Our coupe on the Trans-Siberian. Owen Yager photo
I’m starting to write this post on the first morning of a train ride that will take us from Irkutsk, on the western shore of Lake Baikal, to Moscow. We got on this train some twelve hours ago; in total, we will be on this train for three days and eight hours.
We flew over this span before, on a redeye out of Moscow that carried us easily across this trans-continental nation. On that flight we were above the clouds the entire time, leaving Moscow on a drizzly evening and landing in Ulan-Ude, on Baikal’s eastern flank, in a bright morning. It was clear, when we landed at an airport with one baggage claim and a few rusted-out hulls of old Soviet propellor planes, that we had crossed some vast distance, but already this train is doing more to show me how broad that distance truly is.
Our train churns endlessly. This far north the sun, a little under a month off from the summer solstice, sets late and rises early, and I, with it in my face, woke up a few times early in the morning. Each time, before I went back to bed, I looked out of the window at an unbroken vista of trees and sky and grass.
The train stops every so often at a town, sometimes for only two minutes, sometimes for almost an hour. We move slowly as we approach these platforms and we, looking out, can see villages similar to those we became familiar with in Buryatiya. There are cows in some of them, or goats, and the cars that go by are battered by long years of hard work in a climate that does not want them there. Already, though, there are differences between these villages and the ones that we walked around in Buryatiya. Some of them are visible on the surface. The houses that huddle into hillsides outside of the train have greener yards, the result of the more fertile soil that lies hundreds of miles away from the harsh steppe on the Mongolian border. I don’t know enough yet, really, to write on this but we’ve spoken and read on the ethnic histories of Buryatia and Slavic Rus, and we’ve hinted at the ethnic diversity that exists across Russia and the former Soviet Union. Though we cannot see these from the windows of our train cars, a more visceral understanding of scale of the country that we’re traveling across lends a new understanding to the richness of ethnic difference and history that is here.
A purer understanding of the size of this place lends itself to the thoughts that I’ve developed, sometimes brashly, on a Russian national identity while I’ve been here, too.
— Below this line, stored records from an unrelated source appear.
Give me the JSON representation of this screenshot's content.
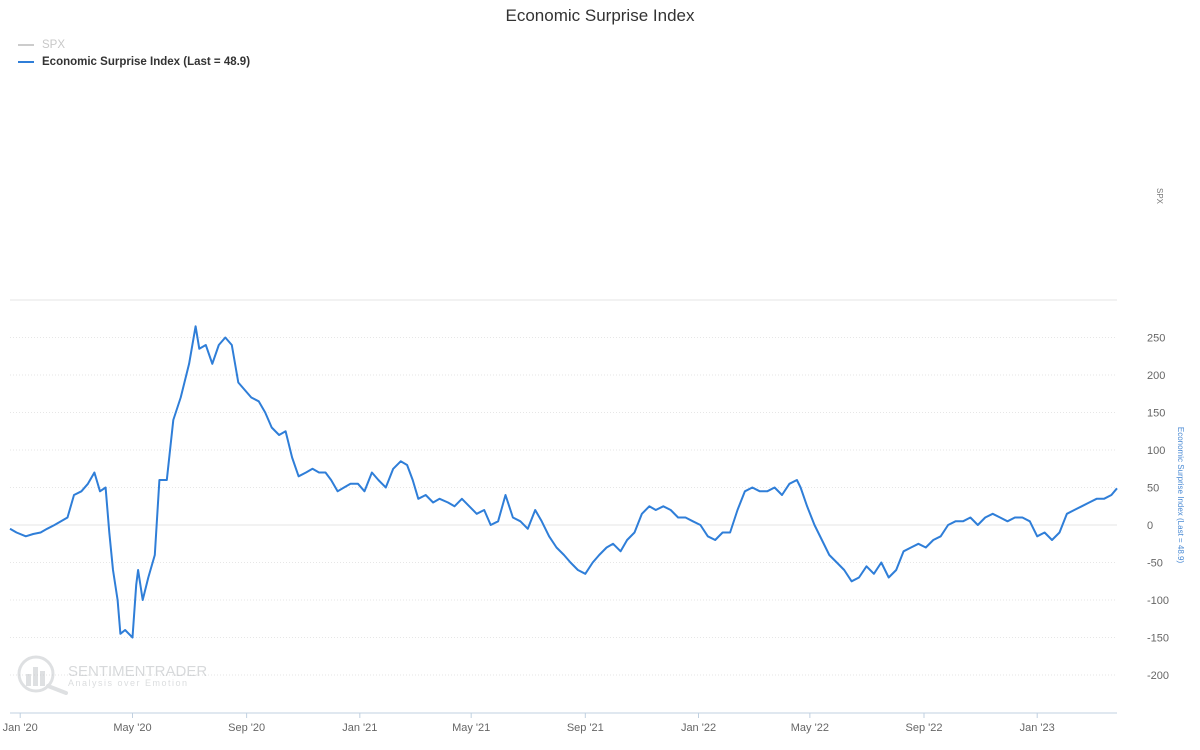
{
  "chart_data": {
    "type": "line",
    "title": "Economic Surprise Index",
    "legend": [
      {
        "name": "SPX",
        "visible": false,
        "color": "#cccccc"
      },
      {
        "name": "Economic Surprise Index (Last = 48.9)",
        "visible": true,
        "color": "#2f7ed8"
      }
    ],
    "legend_placement": "top-left",
    "y_axis": {
      "title": "Economic Surprise Index (Last = 48.9)",
      "ticks": [
        250,
        200,
        150,
        100,
        50,
        0,
        -50,
        -100,
        -150,
        -200
      ],
      "range": [
        -200,
        300
      ],
      "side": "right"
    },
    "secondary_y_axis": {
      "title": "SPX"
    },
    "x_axis": {
      "ticks": [
        "Jan '20",
        "May '20",
        "Sep '20",
        "Jan '21",
        "May '21",
        "Sep '21",
        "Jan '22",
        "May '22",
        "Sep '22",
        "Jan '23"
      ],
      "tick_dates": [
        "2020-01-01",
        "2020-05-01",
        "2020-09-01",
        "2021-01-01",
        "2021-05-01",
        "2021-09-01",
        "2022-01-01",
        "2022-05-01",
        "2022-09-01",
        "2023-01-01"
      ],
      "range": [
        "2019-12-21",
        "2023-03-28"
      ]
    },
    "grid": true,
    "series": [
      {
        "name": "Economic Surprise Index (Last = 48.9)",
        "color": "#2f7ed8",
        "points": [
          [
            "2019-12-21",
            -5
          ],
          [
            "2019-12-28",
            -10
          ],
          [
            "2020-01-07",
            -15
          ],
          [
            "2020-01-15",
            -12
          ],
          [
            "2020-01-23",
            -10
          ],
          [
            "2020-01-30",
            -5
          ],
          [
            "2020-02-07",
            0
          ],
          [
            "2020-02-14",
            5
          ],
          [
            "2020-02-21",
            10
          ],
          [
            "2020-02-28",
            40
          ],
          [
            "2020-03-07",
            45
          ],
          [
            "2020-03-14",
            55
          ],
          [
            "2020-03-21",
            70
          ],
          [
            "2020-03-27",
            45
          ],
          [
            "2020-04-02",
            50
          ],
          [
            "2020-04-06",
            -10
          ],
          [
            "2020-04-10",
            -60
          ],
          [
            "2020-04-15",
            -100
          ],
          [
            "2020-04-18",
            -145
          ],
          [
            "2020-04-23",
            -140
          ],
          [
            "2020-05-01",
            -150
          ],
          [
            "2020-05-05",
            -80
          ],
          [
            "2020-05-07",
            -60
          ],
          [
            "2020-05-12",
            -100
          ],
          [
            "2020-05-18",
            -70
          ],
          [
            "2020-05-25",
            -40
          ],
          [
            "2020-05-30",
            60
          ],
          [
            "2020-06-07",
            60
          ],
          [
            "2020-06-14",
            140
          ],
          [
            "2020-06-22",
            170
          ],
          [
            "2020-07-01",
            215
          ],
          [
            "2020-07-08",
            265
          ],
          [
            "2020-07-12",
            235
          ],
          [
            "2020-07-19",
            240
          ],
          [
            "2020-07-26",
            215
          ],
          [
            "2020-08-02",
            240
          ],
          [
            "2020-08-09",
            250
          ],
          [
            "2020-08-16",
            240
          ],
          [
            "2020-08-23",
            190
          ],
          [
            "2020-08-30",
            180
          ],
          [
            "2020-09-06",
            170
          ],
          [
            "2020-09-14",
            165
          ],
          [
            "2020-09-21",
            150
          ],
          [
            "2020-09-28",
            130
          ],
          [
            "2020-10-06",
            120
          ],
          [
            "2020-10-13",
            125
          ],
          [
            "2020-10-20",
            90
          ],
          [
            "2020-10-27",
            65
          ],
          [
            "2020-11-04",
            70
          ],
          [
            "2020-11-11",
            75
          ],
          [
            "2020-11-18",
            70
          ],
          [
            "2020-11-25",
            70
          ],
          [
            "2020-12-01",
            60
          ],
          [
            "2020-12-08",
            45
          ],
          [
            "2020-12-15",
            50
          ],
          [
            "2020-12-22",
            55
          ],
          [
            "2020-12-30",
            55
          ],
          [
            "2021-01-06",
            45
          ],
          [
            "2021-01-14",
            70
          ],
          [
            "2021-01-21",
            60
          ],
          [
            "2021-01-29",
            50
          ],
          [
            "2021-02-06",
            75
          ],
          [
            "2021-02-14",
            85
          ],
          [
            "2021-02-21",
            80
          ],
          [
            "2021-02-27",
            60
          ],
          [
            "2021-03-05",
            35
          ],
          [
            "2021-03-13",
            40
          ],
          [
            "2021-03-21",
            30
          ],
          [
            "2021-03-28",
            35
          ],
          [
            "2021-04-06",
            30
          ],
          [
            "2021-04-13",
            25
          ],
          [
            "2021-04-21",
            35
          ],
          [
            "2021-04-29",
            25
          ],
          [
            "2021-05-07",
            15
          ],
          [
            "2021-05-15",
            20
          ],
          [
            "2021-05-22",
            0
          ],
          [
            "2021-05-30",
            5
          ],
          [
            "2021-06-07",
            40
          ],
          [
            "2021-06-15",
            10
          ],
          [
            "2021-06-23",
            5
          ],
          [
            "2021-07-01",
            -5
          ],
          [
            "2021-07-09",
            20
          ],
          [
            "2021-07-16",
            5
          ],
          [
            "2021-07-24",
            -15
          ],
          [
            "2021-08-01",
            -30
          ],
          [
            "2021-08-09",
            -40
          ],
          [
            "2021-08-16",
            -50
          ],
          [
            "2021-08-24",
            -60
          ],
          [
            "2021-09-01",
            -65
          ],
          [
            "2021-09-09",
            -50
          ],
          [
            "2021-09-16",
            -40
          ],
          [
            "2021-09-24",
            -30
          ],
          [
            "2021-10-01",
            -25
          ],
          [
            "2021-10-09",
            -35
          ],
          [
            "2021-10-16",
            -20
          ],
          [
            "2021-10-24",
            -10
          ],
          [
            "2021-11-01",
            15
          ],
          [
            "2021-11-09",
            25
          ],
          [
            "2021-11-16",
            20
          ],
          [
            "2021-11-24",
            25
          ],
          [
            "2021-12-02",
            20
          ],
          [
            "2021-12-10",
            10
          ],
          [
            "2021-12-18",
            10
          ],
          [
            "2021-12-26",
            5
          ],
          [
            "2022-01-03",
            0
          ],
          [
            "2022-01-11",
            -15
          ],
          [
            "2022-01-19",
            -20
          ],
          [
            "2022-01-27",
            -10
          ],
          [
            "2022-02-04",
            -10
          ],
          [
            "2022-02-12",
            20
          ],
          [
            "2022-02-20",
            45
          ],
          [
            "2022-02-28",
            50
          ],
          [
            "2022-03-08",
            45
          ],
          [
            "2022-03-16",
            45
          ],
          [
            "2022-03-24",
            50
          ],
          [
            "2022-04-01",
            40
          ],
          [
            "2022-04-09",
            55
          ],
          [
            "2022-04-17",
            60
          ],
          [
            "2022-04-21",
            50
          ],
          [
            "2022-04-28",
            25
          ],
          [
            "2022-05-06",
            0
          ],
          [
            "2022-05-14",
            -20
          ],
          [
            "2022-05-22",
            -40
          ],
          [
            "2022-05-30",
            -50
          ],
          [
            "2022-06-07",
            -60
          ],
          [
            "2022-06-15",
            -75
          ],
          [
            "2022-06-23",
            -70
          ],
          [
            "2022-07-01",
            -55
          ],
          [
            "2022-07-09",
            -65
          ],
          [
            "2022-07-17",
            -50
          ],
          [
            "2022-07-25",
            -70
          ],
          [
            "2022-08-02",
            -60
          ],
          [
            "2022-08-10",
            -35
          ],
          [
            "2022-08-18",
            -30
          ],
          [
            "2022-08-26",
            -25
          ],
          [
            "2022-09-03",
            -30
          ],
          [
            "2022-09-11",
            -20
          ],
          [
            "2022-09-19",
            -15
          ],
          [
            "2022-09-27",
            0
          ],
          [
            "2022-10-05",
            5
          ],
          [
            "2022-10-13",
            5
          ],
          [
            "2022-10-21",
            10
          ],
          [
            "2022-10-29",
            0
          ],
          [
            "2022-11-06",
            10
          ],
          [
            "2022-11-14",
            15
          ],
          [
            "2022-11-22",
            10
          ],
          [
            "2022-11-30",
            5
          ],
          [
            "2022-12-08",
            10
          ],
          [
            "2022-12-16",
            10
          ],
          [
            "2022-12-24",
            5
          ],
          [
            "2023-01-01",
            -15
          ],
          [
            "2023-01-09",
            -10
          ],
          [
            "2023-01-17",
            -20
          ],
          [
            "2023-01-25",
            -10
          ],
          [
            "2023-02-02",
            15
          ],
          [
            "2023-02-10",
            20
          ],
          [
            "2023-02-18",
            25
          ],
          [
            "2023-02-26",
            30
          ],
          [
            "2023-03-06",
            35
          ],
          [
            "2023-03-14",
            35
          ],
          [
            "2023-03-22",
            40
          ],
          [
            "2023-03-28",
            48.9
          ]
        ]
      }
    ]
  },
  "watermark": {
    "brand": "SENTIMENTRADER",
    "tagline": "Analysis over Emotion"
  }
}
We spent eight weeks in Moscow and St. Petersburg, cities that I had always thought of as Russia’s cultural epicenters. Though I understood, at least on an intellectual level, that there was much, much more to Russia than those two cities, it was easy to forget that in trying to forge an understanding of this country.
In the last two weeks in Siberia, and in this train ride, I’m finding myself humbled by the realization that it is impossible to distill Russia into a summarize-able statement. I saw victory day ribbons flying in Ulan-Ude as well as in Petersburg that would point to a strong sense of nationally unified patriotism, and impassioned students protesting, in the face of riot-ready police, the renewal of Putin’s government the day before his inauguration in early May. Whether a taxi’s steering wheel will be on the car’s left or right is a coin flip in Irkutsk and a battered fire-fighting helicopter sits on a dirt air strip next to Ust-Barguzin, but Porsches are a dime-a-dozen in Moscow, a city with four full-size airports.
In reflecting on that difference, I’ve found myself chuckling at the idea of a Russian student studying in New York and Chicago, or New York and Los Angeles, and saying that he or she understood the United States. To pretend that Oklahoma, or Atlanta, or Utah’s endless red stone does not exist and contribute inextricably to whatever it is that is the United States’ national identity, its sense of self, is utter folly.
I’m coming to terms, on this train ride, that I won’t get to see a lot. I won’t understand Sochi, or Vladivostok, or Arkhangelsk. But, while I’m on this train, for the next two-point-something days, I can see a little more of it than I could from the air, and acquaint myself with this country a little better than I could if I hadn’t seen these few thousand miles.